Kehadiran ratusan peserta konvoi menjadi simbol kesiapan dan optimisme daerah dalam menyambut ribuan peserta PENAS dari seluruh Indonesia.
Rombongan peserta konvoi disambut langsung oleh Bupati Gorontalo, Sofyan Puhi, bersama Wakil Bupati Tonny S. Junus.
Dalam kesempatan itu, Bupati Sofyan menegaskan bahwa persiapan pelaksanaan PENAS KTNA XVII 2026 kini telah memasuki tahap akhir dengan berbagai aspek teknis yang terus dimatangkan.
“Melalui Konvoi Nusantara ini, kami ingin mengajak seluruh masyarakat untuk turut menyukseskan PENAS KTNA XVII. Ini bukan hanya agenda sektor pertanian, tetapi momentum besar untuk memperkenalkan Kabupaten Gorontalo kepada Indonesia,” ujar Sofyan.
Menurutnya, pelaksanaan PENAS KTNA XVII merupakan kehormatan sekaligus peluang strategis bagi Kabupaten Gorontalo untuk menunjukkan potensi daerah, khususnya di sektor pertanian, perikanan, UMKM, pariwisata, dan ekonomi kerakyatan.
Kepercayaan yang diberikan kepada Kabupaten Gorontalo sebagai tuan rumah, lanjut Sofyan, menjadi bukti bahwa daerah ini memiliki kapasitas dan kesiapan dalam menyelenggarakan kegiatan berskala nasional. Karena itu, seluruh elemen pemerintah dan masyarakat terus memperkuat sinergi guna memastikan pelaksanaan kegiatan berlangsung sukses.

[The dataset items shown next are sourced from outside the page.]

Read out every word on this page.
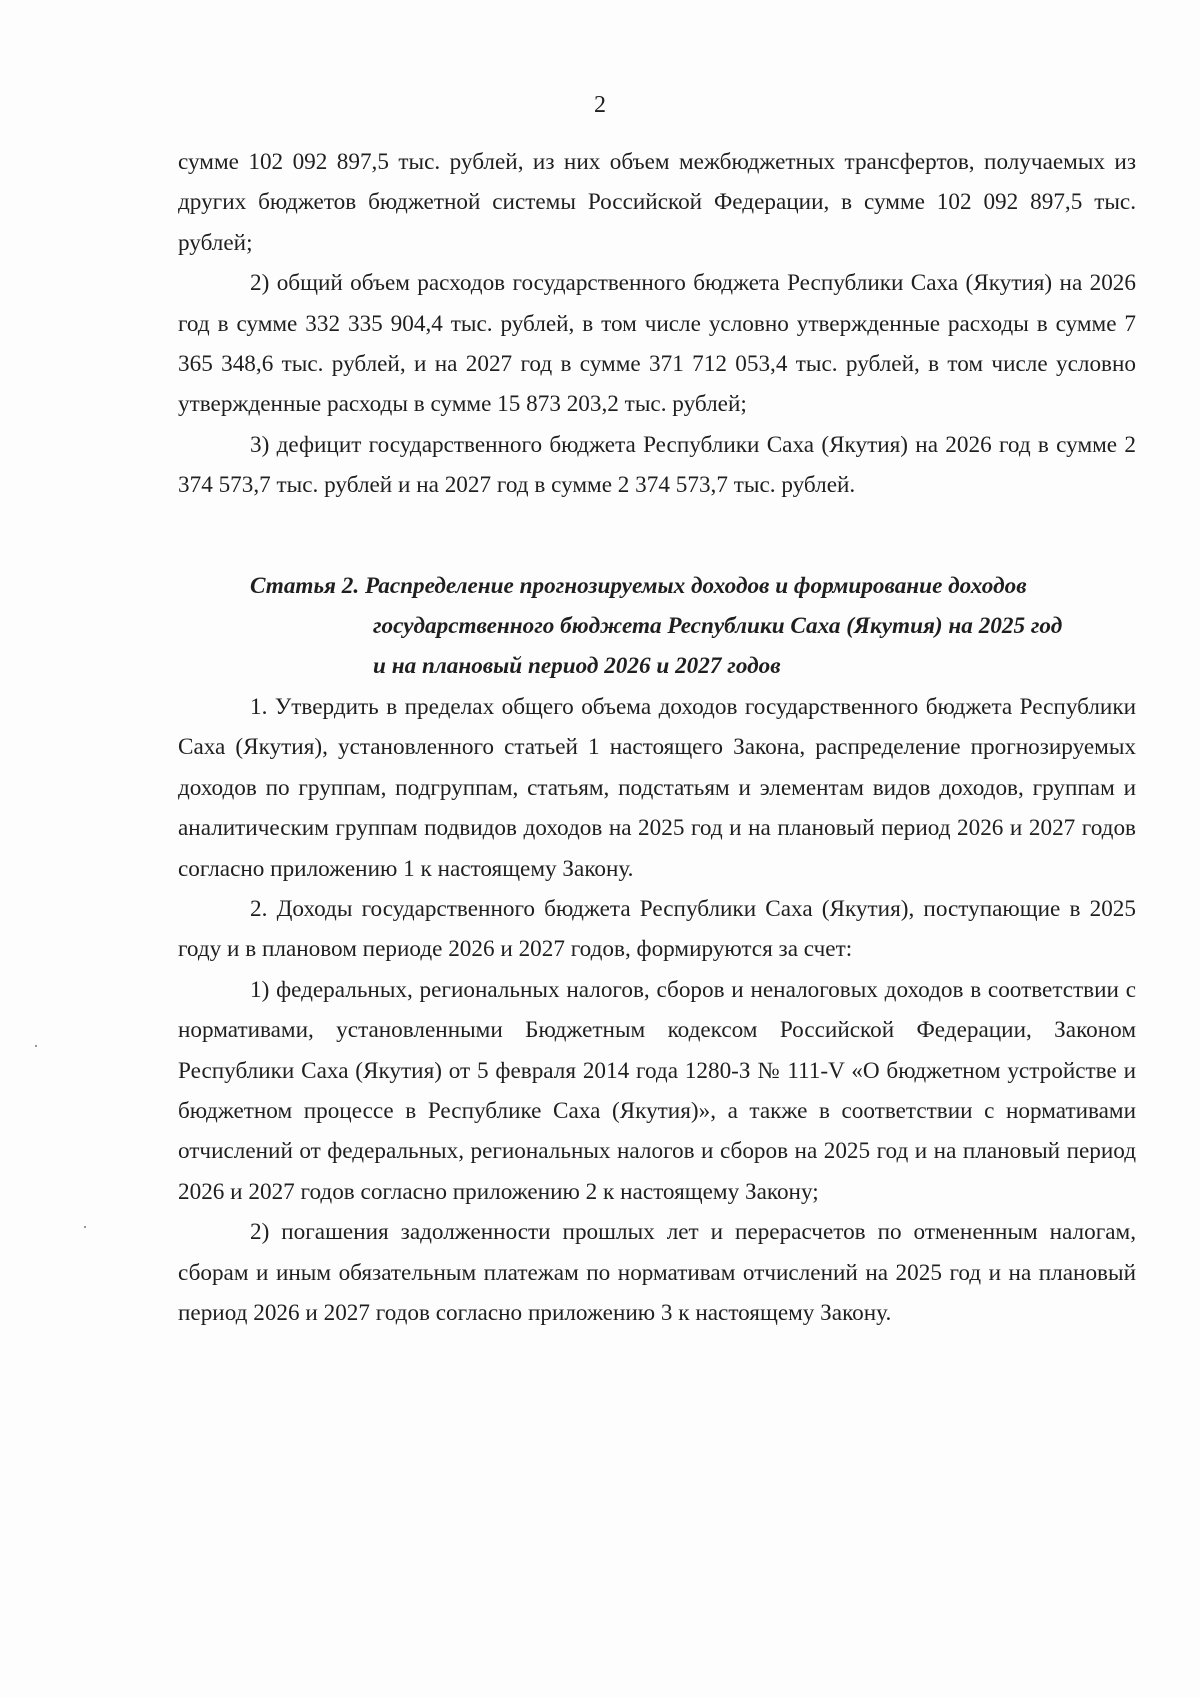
2

сумме 102 092 897,5 тыс. рублей, из них объем межбюджетных трансфертов, получаемых из других бюджетов бюджетной системы Российской Федерации, в сумме 102 092 897,5 тыс. рублей;

2) общий объем расходов государственного бюджета Республики Саха (Якутия) на 2026 год в сумме 332 335 904,4 тыс. рублей, в том числе условно утвержденные расходы в сумме 7 365 348,6 тыс. рублей, и на 2027 год в сумме 371 712 053,4 тыс. рублей, в том числе условно утвержденные расходы в сумме 15 873 203,2 тыс. рублей;

3) дефицит государственного бюджета Республики Саха (Якутия) на 2026 год в сумме 2 374 573,7 тыс. рублей и на 2027 год в сумме 2 374 573,7 тыс. рублей.

Статья 2. Распределение прогнозируемых доходов и формирование доходов
государственного бюджета Республики Саха (Якутия) на 2025 год
и на плановый период 2026 и 2027 годов

1. Утвердить в пределах общего объема доходов государственного бюджета Республики Саха (Якутия), установленного статьей 1 настоящего Закона, распределение прогнозируемых доходов по группам, подгруппам, статьям, подстатьям и элементам видов доходов, группам и аналитическим группам подвидов доходов на 2025 год и на плановый период 2026 и 2027 годов согласно приложению 1 к настоящему Закону.

2. Доходы государственного бюджета Республики Саха (Якутия), поступающие в 2025 году и в плановом периоде 2026 и 2027 годов, формируются за счет:

1) федеральных, региональных налогов, сборов и неналоговых доходов в соответствии с нормативами, установленными Бюджетным кодексом Российской Федерации, Законом Республики Саха (Якутия) от 5 февраля 2014 года 1280-З № 111-V «О бюджетном устройстве и бюджетном процессе в Республике Саха (Якутия)», а также в соответствии с нормативами отчислений от федеральных, региональных налогов и сборов на 2025 год и на плановый период 2026 и 2027 годов согласно приложению 2 к настоящему Закону;

2) погашения задолженности прошлых лет и перерасчетов по отмененным налогам, сборам и иным обязательным платежам по нормативам отчислений на 2025 год и на плановый период 2026 и 2027 годов согласно приложению 3 к настоящему Закону.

“Di tengah berbagai tantangan yang dihadapi daerah, termasuk kondisi fiskal dan kebijakan efisiensi anggaran, semangat kita tidak berkurang. Bersama Pemerintah Provinsi Gorontalo, KTNA, HNSI, HKTI, serta seluruh pemangku kepentingan, kami terus membangun koordinasi dan kolaborasi agar penyelenggaraan PENAS berjalan maksimal,” jelasnya.
Sofyan juga menekankan bahwa keberhasilan PENAS KTNA XVII nantinya akan memberikan dampak jangka panjang bagi daerah. Selain menjadi ajang pertukaran pengetahuan dan teknologi di bidang pertanian dan perikanan, kegiatan ini juga diyakini mampu menggerakkan perekonomian masyarakat, meningkatkan kunjungan ke daerah, serta memperkuat citra Kabupaten Gorontalo sebagai salah satu daerah agraris yang maju dan berkembang di Indonesia.
“Kami optimistis Kabupaten Gorontalo mampu menjadi tuan rumah yang baik. Dukungan masyarakat menjadi kekuatan utama dalam menyukseskan kegiatan ini. Mari kita tunjukkan keramahan, kekompakan, dan semangat gotong royong masyarakat Gorontalo kepada seluruh tamu yang akan datang dari berbagai penjuru Nusantara,” ungkapnya.
Konvoi Nusantara menjadi salah satu rangkaian sosialisasi yang tidak hanya membangun antusiasme masyarakat menjelang pelaksanaan PENAS KTNA XVII Tahun 2026, tetapi juga menjadi sarana memperkuat rasa bangga sebagai tuan rumah. Dengan persiapan yang terus dimatangkan, Kabupaten Gorontalo optimistis mampu menghadirkan penyelenggaraan PENAS yang sukses, berkesan, dan memberikan manfaat nyata bagi kemajuan daerah serta kesejahteraan masyarakat.